29. Mai 2016

Regelklasse oder Sonderschule?

Der Verband Procap fordert, dass Kinder mit Behinderung einfacher zwischen Sonderschulen und Regelklassen wechseln können. 
Eltern sind verunsichert: Regelschule oder Sonderschule? Bild: Fotolia
Mit Behinderung in die Regelklasse, Thurgauer Zeitung, 27.5. von Larissa Flammer
Kinder mit Behinderung oder besonderen Bedürfnissen sind im Alltag, vor allem aber in der Schule auf Unterstützung angewiesen. Vor der Einschulung stellt sich deshalb die Frage: Sonderschule oder Regelschule? Die Sonderschule ist darauf ausgerichtet, den Kindern genau diese Unterstützung zu bieten – vermehrt ist das aber auch in der Regelklasse möglich. Heilpädagogische Förderung und Klassenassistenzen helfen dabei.
Gemäss dem Bildungsdepartement des Kantons St. Gallen erfüllt die Volksschule im Kanton den Bildungsauftrag, indem sie sowohl integrierende als auch separierende Angebote vorsieht. Ob Sonderschule oder Regelschule für Kinder mit Behinderung geeigneter ist, wird laut Margrit Honegger, pädagogische Mitarbeiterin in der Abteilung Sonderpädagogik des Bildungsdepartements, oft kontrovers diskutiert.
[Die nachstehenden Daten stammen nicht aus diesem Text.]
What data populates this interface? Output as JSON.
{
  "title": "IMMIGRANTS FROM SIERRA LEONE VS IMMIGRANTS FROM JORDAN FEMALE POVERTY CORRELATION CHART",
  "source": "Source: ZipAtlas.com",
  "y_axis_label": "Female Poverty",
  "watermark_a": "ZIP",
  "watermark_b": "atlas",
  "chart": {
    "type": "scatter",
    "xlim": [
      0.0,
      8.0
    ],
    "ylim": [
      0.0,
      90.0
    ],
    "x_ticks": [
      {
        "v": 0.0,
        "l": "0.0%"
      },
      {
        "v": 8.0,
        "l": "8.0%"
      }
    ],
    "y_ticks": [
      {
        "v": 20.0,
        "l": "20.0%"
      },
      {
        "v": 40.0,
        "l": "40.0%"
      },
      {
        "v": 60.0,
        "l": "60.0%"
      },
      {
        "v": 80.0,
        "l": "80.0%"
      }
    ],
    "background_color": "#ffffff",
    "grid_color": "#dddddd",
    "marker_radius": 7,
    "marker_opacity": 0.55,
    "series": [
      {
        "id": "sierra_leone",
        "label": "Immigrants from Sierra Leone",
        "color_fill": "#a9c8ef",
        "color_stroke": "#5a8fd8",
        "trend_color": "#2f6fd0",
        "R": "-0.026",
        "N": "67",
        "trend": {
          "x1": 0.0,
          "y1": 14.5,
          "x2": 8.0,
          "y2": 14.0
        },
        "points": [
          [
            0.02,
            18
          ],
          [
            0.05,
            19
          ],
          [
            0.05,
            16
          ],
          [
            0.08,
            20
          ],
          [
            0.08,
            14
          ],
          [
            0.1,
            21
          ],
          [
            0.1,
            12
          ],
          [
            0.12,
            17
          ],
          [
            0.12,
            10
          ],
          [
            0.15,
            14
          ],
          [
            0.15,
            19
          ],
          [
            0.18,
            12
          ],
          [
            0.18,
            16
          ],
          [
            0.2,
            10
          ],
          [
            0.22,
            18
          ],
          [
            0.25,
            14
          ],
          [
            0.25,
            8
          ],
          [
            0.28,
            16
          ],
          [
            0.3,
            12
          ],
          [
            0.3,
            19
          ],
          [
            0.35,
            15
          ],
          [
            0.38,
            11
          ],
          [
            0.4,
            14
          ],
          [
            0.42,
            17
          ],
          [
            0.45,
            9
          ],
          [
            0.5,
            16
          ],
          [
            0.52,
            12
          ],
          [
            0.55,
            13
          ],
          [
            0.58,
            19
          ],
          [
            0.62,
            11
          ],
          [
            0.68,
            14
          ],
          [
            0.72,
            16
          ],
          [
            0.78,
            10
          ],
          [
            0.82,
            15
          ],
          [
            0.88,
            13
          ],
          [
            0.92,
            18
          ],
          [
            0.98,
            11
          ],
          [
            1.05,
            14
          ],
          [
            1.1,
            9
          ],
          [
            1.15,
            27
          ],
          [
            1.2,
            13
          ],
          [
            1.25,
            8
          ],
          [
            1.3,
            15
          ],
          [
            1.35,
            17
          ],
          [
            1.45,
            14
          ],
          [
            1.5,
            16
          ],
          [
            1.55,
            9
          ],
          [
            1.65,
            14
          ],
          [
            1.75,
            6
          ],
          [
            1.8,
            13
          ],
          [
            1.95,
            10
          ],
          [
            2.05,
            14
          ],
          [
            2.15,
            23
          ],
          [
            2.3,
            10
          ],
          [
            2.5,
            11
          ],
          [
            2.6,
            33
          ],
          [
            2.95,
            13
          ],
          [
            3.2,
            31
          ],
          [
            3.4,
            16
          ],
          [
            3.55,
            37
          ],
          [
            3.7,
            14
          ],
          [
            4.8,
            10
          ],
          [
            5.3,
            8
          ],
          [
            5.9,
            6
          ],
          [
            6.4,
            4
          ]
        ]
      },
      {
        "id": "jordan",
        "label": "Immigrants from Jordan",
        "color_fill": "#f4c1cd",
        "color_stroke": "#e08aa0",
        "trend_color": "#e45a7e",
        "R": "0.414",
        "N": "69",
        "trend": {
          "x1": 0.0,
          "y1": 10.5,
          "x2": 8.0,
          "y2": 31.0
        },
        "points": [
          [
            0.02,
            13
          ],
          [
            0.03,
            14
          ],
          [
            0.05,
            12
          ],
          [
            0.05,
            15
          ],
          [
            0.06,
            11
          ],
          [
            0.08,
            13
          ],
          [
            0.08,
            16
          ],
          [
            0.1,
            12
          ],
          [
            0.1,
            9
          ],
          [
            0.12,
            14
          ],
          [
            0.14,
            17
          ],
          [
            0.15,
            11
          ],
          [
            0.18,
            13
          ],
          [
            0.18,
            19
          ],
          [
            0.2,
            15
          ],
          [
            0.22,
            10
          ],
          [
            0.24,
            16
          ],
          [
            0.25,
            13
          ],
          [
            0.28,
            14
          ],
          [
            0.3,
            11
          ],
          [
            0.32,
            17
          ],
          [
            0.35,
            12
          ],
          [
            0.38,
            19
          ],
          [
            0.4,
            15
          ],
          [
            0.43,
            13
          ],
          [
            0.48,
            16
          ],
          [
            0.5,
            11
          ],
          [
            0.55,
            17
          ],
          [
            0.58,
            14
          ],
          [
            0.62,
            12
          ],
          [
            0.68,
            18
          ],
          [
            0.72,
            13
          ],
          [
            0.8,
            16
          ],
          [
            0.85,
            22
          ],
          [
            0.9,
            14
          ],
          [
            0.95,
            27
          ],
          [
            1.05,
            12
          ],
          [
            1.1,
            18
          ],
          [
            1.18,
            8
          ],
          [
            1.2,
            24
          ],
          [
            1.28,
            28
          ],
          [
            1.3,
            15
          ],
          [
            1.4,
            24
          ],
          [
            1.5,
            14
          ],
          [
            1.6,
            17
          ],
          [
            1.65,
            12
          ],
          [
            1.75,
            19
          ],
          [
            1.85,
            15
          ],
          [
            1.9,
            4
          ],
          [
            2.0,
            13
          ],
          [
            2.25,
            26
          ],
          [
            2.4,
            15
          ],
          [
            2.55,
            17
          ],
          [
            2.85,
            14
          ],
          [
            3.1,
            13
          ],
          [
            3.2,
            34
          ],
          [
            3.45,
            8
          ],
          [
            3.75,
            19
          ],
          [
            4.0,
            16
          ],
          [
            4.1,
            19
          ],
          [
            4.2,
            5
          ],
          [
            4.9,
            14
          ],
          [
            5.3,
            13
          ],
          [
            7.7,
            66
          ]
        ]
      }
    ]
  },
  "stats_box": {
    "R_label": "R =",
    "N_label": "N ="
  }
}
Die Volksschule setze ihre Angebote nach dem Prinzip «so viel Integration wie möglich, so viel Separation wie nötig» situationsgerecht ein.

Wechsel soll möglich sein
Für Markus Eberle, Geschäftsführer der Procap St. Gallen-Appenzell, ist die Frage nach Sonderschule oder Regelschule ebenfalls nicht einfach zu beantworten. «Beide Modelle sind wichtig», sagt er. Sein Ziel ist es, dass es zwischen den beiden Möglichkeiten kein «Fallbeil» mehr gibt. Schüler sollen nach einer gewissen Zeit in der Regelklasse in die Sonderschule oder umgekehrt wechseln können. «Ein Kind mit Trisomie 21 sollte beispielsweise ein oder zwei Jahre lang die Regelklasse besuchen können.» Der Grundsatz, dass ein Kind mit Behinderung oder besonderen Bedürfnissen nach Möglichkeit in der Regelklasse eingeschult wird, sei in der Ostschweiz noch sehr wenig verbreitet. «Heute braucht es eine günstige Konstellation von beteiligten Entscheidungsträgern – Eltern, Lehrpersonen, Schule und Kanton –, damit für ein Kind die integrative Beschulung in der Regelklasse möglich ist», so Eberle. «Wir wollen, dass ein Kind, das nicht unbedingt in eine Sonderschule muss, in der Regelklasse anfangen kann.»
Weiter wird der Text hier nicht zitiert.